European Economics Commissioner Paolo Gentiloni said the latest growth figures were “good news.”
“Uncertainty remains high for the coming quarters: [we] need to maintain unity and be ready to respond to an evolving situation as necessary,” he said.
The GDP readings come at a time of record inflation in the euro zone. The European Central Bank hiked interest rates for the first time in 11 years earlier this month — and more aggressively than expected — in an effort to bring down consumer prices.
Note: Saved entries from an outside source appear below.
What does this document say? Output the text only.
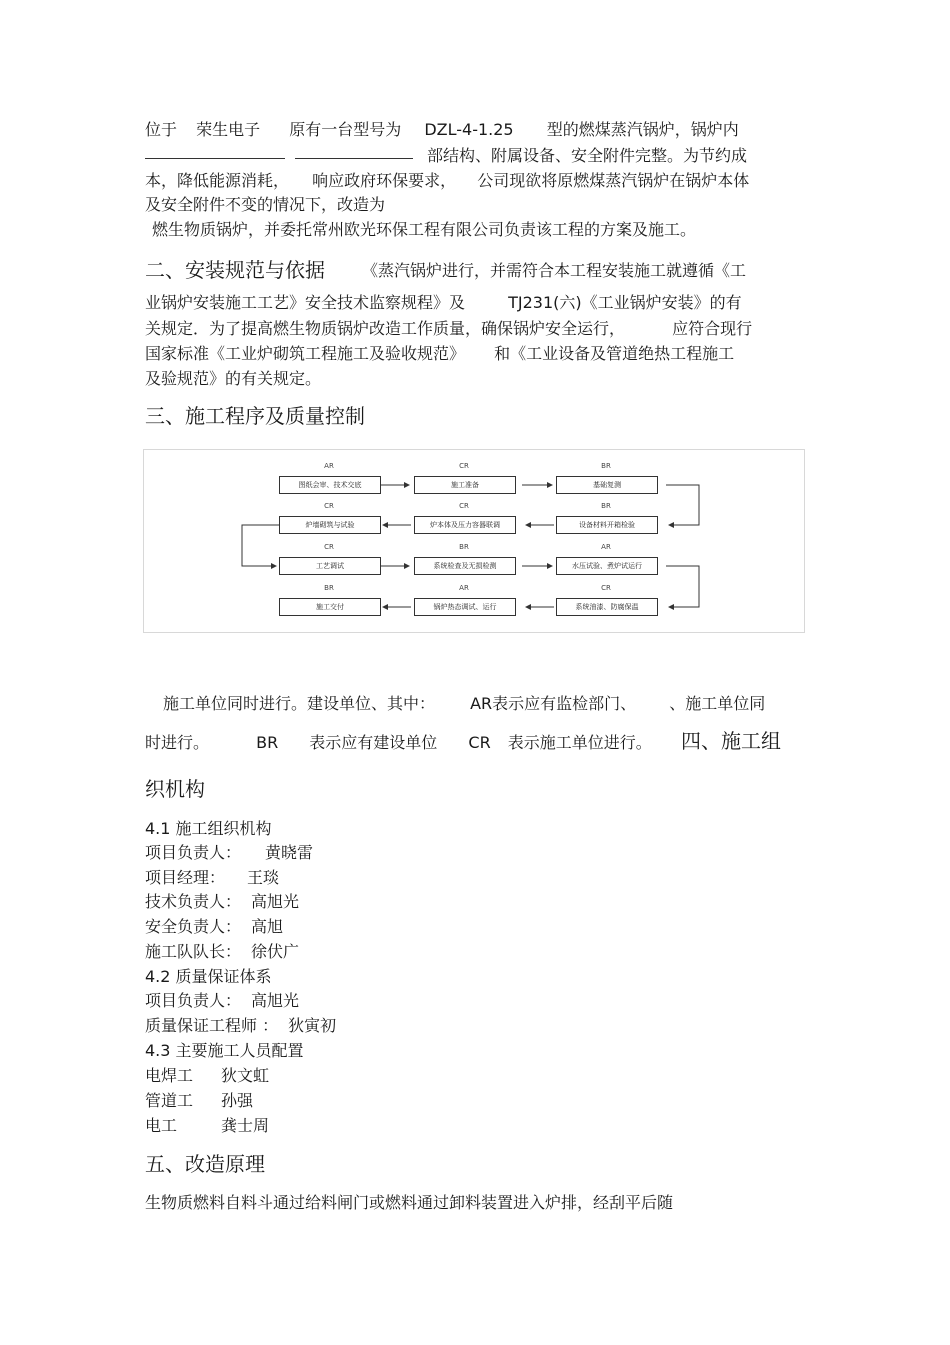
位于 荣生电子 原有一台型号为 DZL-4-1.25 型的燃煤蒸汽锅炉，锅炉内
部结构、附属设备、安全附件完整。为节约成
本，降低能源消耗， 响应政府环保要求， 公司现欲将原燃煤蒸汽锅炉在锅炉本体
及安全附件不变的情况下，改造为
燃生物质锅炉，并委托常州欧光环保工程有限公司负责该工程的方案及施工。
二、安装规范与依据 《蒸汽锅炉进行，并需符合本工程安装施工就遵循《工
业锅炉安装施工工艺》安全技术监察规程》及	TJ231(六)《工业锅炉安装》的有
关规定．为了提高燃生物质锅炉改造工作质量，确保锅炉安全运行，	应符合现行
国家标准《工业炉砌筑工程施工及验收规范》 和《工业设备及管道绝热工程施工
及验规范》的有关规定。
三、施工程序及质量控制
AR
图纸会审、技术交底
CR
施工准备
BR
基础复测
CR
炉墙砌筑与试验
CR
炉本体及压力容器联调
BR
设备材料开箱检验
CR
工艺调试
BR
系统检查及无损检测
AR
水压试验、煮炉试运行
BR
施工交付
AR
锅炉热态调试、运行
CR
系统油漆、防腐保温
施工单位同时进行。建设单位、其中： AR表示应有监检部门、 、施工单位同
时进行。	BR 表示应有建设单位 CR 表示施工单位进行。 四、施工组
织机构
4.1 施工组织机构
项目负责人： 黄晓雷
项目经理： 王琰
技术负责人： 高旭光
安全负责人： 高旭
施工队队长： 徐伏广
4.2 质量保证体系
项目负责人： 高旭光
质量保证工程师 ： 狄寅初
4.3 主要施工人员配置
电焊工 狄文虹
管道工 孙强
电工	龚士周
五、改造原理
生物质燃料自料斗通过给料闸门或燃料通过卸料装置进入炉排，经刮平后随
However, the region’s soaring inflation is being driven by the energy crisis, meaning further cuts of Russian gas supplies could push up prices even more.
“Given the challenging geopolitical and macroeconomic factors that have been at play over the past few months, it’s positive to see the eurozone experience growth, and at a higher rate than last quarter,” Rachel Barton, Europe strategy lead for Accenture, said in an email.
“However, it’s clear that persistent supply chain disruption, rising energy prices and record-breaking levels of inflation will have a longer-term impact.”
Meanwhile, Andrew Kenningham, chief Europe economist at Capital Economics, said Friday’s GDP figure would mark “by far the best quarterly growth rate for a while.”
“Indeed, news that inflation was once again even higher than anticipated only underlines that the economy is heading for a very difficult period. We expect a recession to begin later this year,” he added.